ClickHouse timeseries support requires an Enterprise M or better license and the HAVE_CLICKHOUSE compile-time flag. It is not available on Windows.

9.1. Overview

The ClickHouse timeseries driver stores all traffic metrics produced by ntopng (interface traffic, per-host statistics, application protocol breakdowns, etc.) in a ClickHouse columnar database. This provides high write throughput, flexible time-range queries, automatic data retention via TTL, and optional cluster/cloud deployment.

All timeseries data lands in a single table (timeseries) whose rows carry a schema name, a timestamp, a tag map (key-value pairs used for filtering), and a metric map (the actual numeric measurements). The driver is a drop-in replacement for the RRD and InfluxDB drivers — the same ntopng charts and API calls work regardless of which driver is active.

9.2. Configuration

9.2.1. Deployment Modes

The ClickHouse timeseries driver is selected via the -F option, which also configures the connection parameters. Please check the Flows Dump section for configuring ClickHouse.

Note

The same -F flag is used for ClickHouse flow dump (historical flows) and ClickHouse timeseries. When -F clickhouse (or a variant) is set, both feature sets share the same ClickHouse server connection and database.

9.2.2. Timeseries Driver Preference

The active timeseries driver can also be changed at runtime from the ntopng preferences UI under TimeseriesDriver. Setting it to clickhouse activates this driver for all new time-series writes.

9.2.3. Data Retention

Retention is controlled by the Timeseries Data Retention preference (in days, default 365). The value is applied as a ClickHouse TTL clause on the timeseries table. When retention changes, the table DDL is re-issued with the new TTL and ClickHouse handles background cleanup automatically — no manual purge is required.

9.3. Database Schema

9.3.1. Table Definition

On first startup (or when the retention period changes), ntopng creates the following table in the configured ClickHouse database (default: ntopng):

CREATE TABLE IF NOT EXISTS `ntopng`.`timeseries`
(
    `schema_name`  LowCardinality(String),
    `tstamp`       DateTime CODEC(Delta, ZSTD),
    `tags`         Map(LowCardinality(String), String),
    `metrics`      Map(LowCardinality(String), Float64)
)
ENGINE = MergeTree()
PARTITION BY toYYYYMM(tstamp)
ORDER BY (schema_name, tstamp)
TTL tstamp + toIntervalDay(<retention_days>)

9.3.2. Column Details

schema_name (LowCardinality(String))

Identifies the type of measurement, e.g. iface:traffic, host:traffic, interface:ndpi.
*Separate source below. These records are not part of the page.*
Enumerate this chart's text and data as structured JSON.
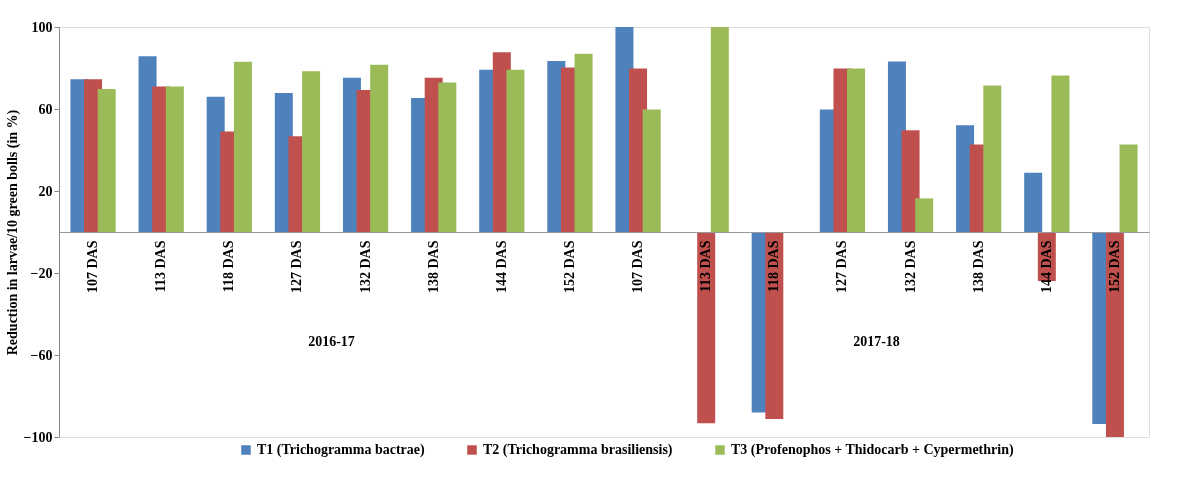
{
  "chart_data": {
    "type": "bar",
    "ylabel": "Reduction in larvae/10 green bolls (in %)",
    "categories": [
      "107 DAS",
      "113 DAS",
      "118 DAS",
      "127 DAS",
      "132 DAS",
      "138 DAS",
      "144 DAS",
      "152 DAS",
      "107 DAS",
      "113 DAS",
      "118 DAS",
      "127 DAS",
      "132 DAS",
      "138 DAS",
      "144 DAS",
      "152 DAS"
    ],
    "series": [
      {
        "name": "T1 (Trichogramma bactrae)",
        "color": "#4f81bd",
        "values": [
          74.5,
          85.7,
          66,
          67.8,
          75.3,
          65.4,
          79.2,
          83.4,
          100,
          0,
          -88,
          59.8,
          83.2,
          52.1,
          28.9,
          -93.6
        ]
      },
      {
        "name": "T2 (Trichogramma brasiliensis)",
        "color": "#c0504d",
        "values": [
          74.5,
          71,
          49,
          46.7,
          69.3,
          75.3,
          87.7,
          80.3,
          79.7,
          -93.3,
          -91.2,
          79.7,
          49.6,
          42.7,
          -23.9,
          -100
        ]
      },
      {
        "name": "T3 (Profenophos + Thidocarb + Cypermethrin)",
        "color": "#9bbb59",
        "values": [
          69.7,
          71,
          83,
          78.4,
          81.6,
          72.9,
          79.2,
          87,
          59.8,
          100,
          0,
          79.7,
          16.4,
          71.5,
          76.3,
          42.7
        ]
      }
    ],
    "ylim": [
      -100,
      100
    ],
    "yticks": [
      -100,
      -60,
      -20,
      20,
      60,
      100
    ],
    "annotations": [
      "2016-17",
      "2017-18"
    ],
    "legend": "bottom",
    "grid": false
  }
}
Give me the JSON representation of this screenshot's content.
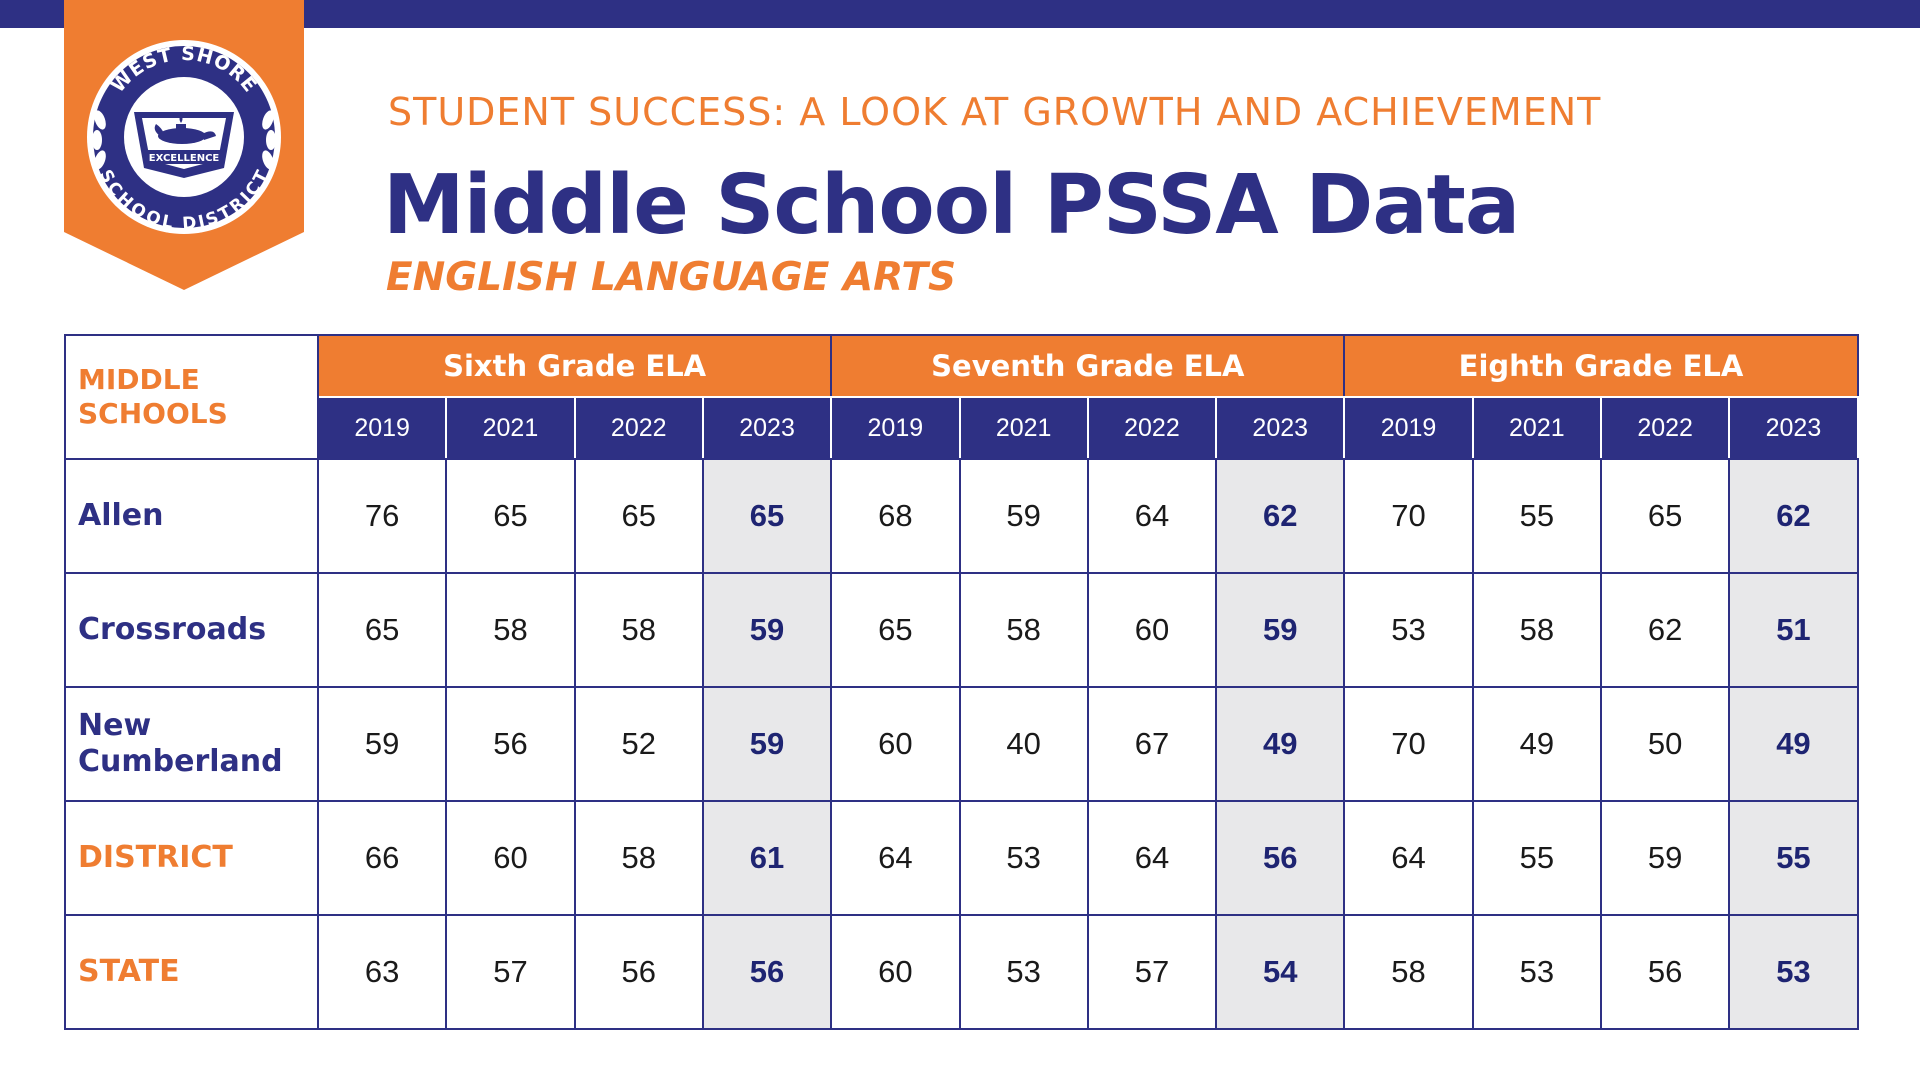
{
  "header": {
    "eyebrow": "STUDENT SUCCESS: A LOOK AT GROWTH AND ACHIEVEMENT",
    "title": "Middle School PSSA Data",
    "subtitle": "ENGLISH LANGUAGE ARTS"
  },
  "logo": {
    "top_text": "WEST SHORE",
    "bottom_text": "SCHOOL DISTRICT",
    "motto": "EXCELLENCE",
    "icon": "lamp-of-learning-icon",
    "colors": {
      "banner": "#ef7d31",
      "seal": "#2e3084"
    }
  },
  "colors": {
    "navy": "#2e3084",
    "orange": "#ef7d31",
    "highlight": "#e8e8ea"
  },
  "table": {
    "corner_label_line1": "MIDDLE",
    "corner_label_line2": "SCHOOLS",
    "grades": [
      {
        "label": "Sixth Grade ELA",
        "years": [
          "2019",
          "2021",
          "2022",
          "2023"
        ]
      },
      {
        "label": "Seventh Grade ELA",
        "years": [
          "2019",
          "2021",
          "2022",
          "2023"
        ]
      },
      {
        "label": "Eighth Grade ELA",
        "years": [
          "2019",
          "2021",
          "2022",
          "2023"
        ]
      }
    ],
    "rows": [
      {
        "label_line1": "Allen",
        "label_line2": "",
        "kind": "school",
        "values": [
          [
            76,
            65,
            65,
            65
          ],
          [
            68,
            59,
            64,
            62
          ],
          [
            70,
            55,
            65,
            62
          ]
        ]
      },
      {
        "label_line1": "Crossroads",
        "label_line2": "",
        "kind": "school",
        "values": [
          [
            65,
            58,
            58,
            59
          ],
          [
            65,
            58,
            60,
            59
          ],
          [
            53,
            58,
            62,
            51
          ]
        ]
      },
      {
        "label_line1": "New",
        "label_line2": "Cumberland",
        "kind": "school",
        "values": [
          [
            59,
            56,
            52,
            59
          ],
          [
            60,
            40,
            67,
            49
          ],
          [
            70,
            49,
            50,
            49
          ]
        ]
      },
      {
        "label_line1": "DISTRICT",
        "label_line2": "",
        "kind": "agg",
        "values": [
          [
            66,
            60,
            58,
            61
          ],
          [
            64,
            53,
            64,
            56
          ],
          [
            64,
            55,
            59,
            55
          ]
        ]
      },
      {
        "label_line1": "STATE",
        "label_line2": "",
        "kind": "agg",
        "values": [
          [
            63,
            57,
            56,
            56
          ],
          [
            60,
            53,
            57,
            54
          ],
          [
            58,
            53,
            56,
            53
          ]
        ]
      }
    ]
  }
}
Using LowCardinality avoids redundant string storage for the small set of distinct schema identifiers.

tstamp (DateTime CODEC(Delta, ZSTD))

Unix timestamp of the data point. The Delta codec stores differences between consecutive timestamps (reducing entropy for regular time series), then ZSTD compresses the result.

tags (Map(LowCardinality(String), String))
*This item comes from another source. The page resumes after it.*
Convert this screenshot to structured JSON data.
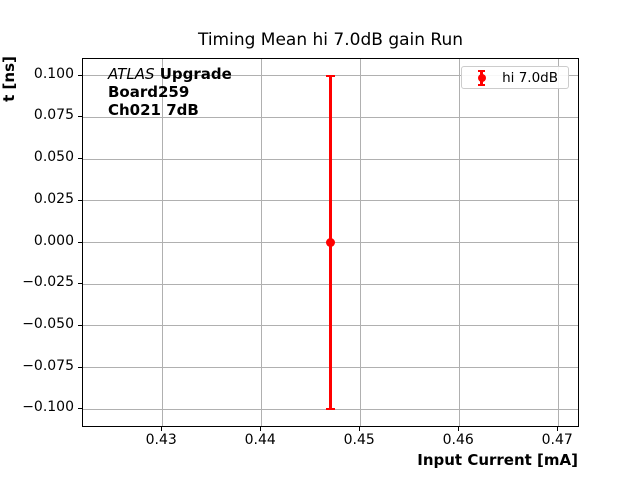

Key-value pairs used to filter and group data. Keys are bounded-cardinality identifiers such as ifid, host, or protocol. Values are the corresponding entity identifiers. Example: {'ifid': '0', 'host': '192.168.1.1'}.

metrics (Map(LowCardinality(String), Float64))

The numeric measurements. Keys are metric names (bytes, packets, duration_ms, etc.); values are Float64 measurements. Example: {'bytes': 1048576.0, 'packets': 1024.0}.

9.3.3. Partitioning and Ordering

Data is partitioned monthly (toYYYYMM(tstamp)), which allows ClickHouse to prune entire partitions when querying a specific time range. Within each partition, rows are sorted by (schema_name, tstamp), optimising the most common query pattern: filter by schema, scan a time range.

9.4. Query Behaviour

9.4.1. Counter vs. Gauge Metrics

Each timeseries schema declares whether its metrics are counters (monotonically increasing totals, e.g. cumulative bytes) or gauges (instantaneous values, e.g. CPU load percentage).

  • Counter metrics: the driver fetches one extra time bucket before the requested range, computes per-bucket deltas using a lag() window function, and divides by the bucket width to produce rates (e.g., bytes/second).

  • Gauge metrics: the driver aggregates (avg, max, or min) directly within each time bucket.

9.5. Comparison with Other Drivers

Aspect

RRD

InfluxDB

ClickHouse

Storage

Per-entity .rrd files

InfluxDB server (line protocol)

Centralised columnar table

Write model

Synchronous file write per entity

HTTP line-protocol POST

Async in-memory queue → batch INSERT (TCP)

Flush interval

Each periodic activity

Each periodic activity

Every 5 seconds (up to 2 000 rows/batch)

Retention model

Fixed RRA archives (1 year total)

Retention policies

TTL clause, configurable in days

Top-K queries

Scan many files; slow at scale

InfluxDB continuous queries

Single SQL query; fast at scale

Cluster/HA

None (local filesystem)

InfluxDB Enterprise / OSS cluster

ClickHouse native cluster replication

License required

Community+

Community+

Enterprise M+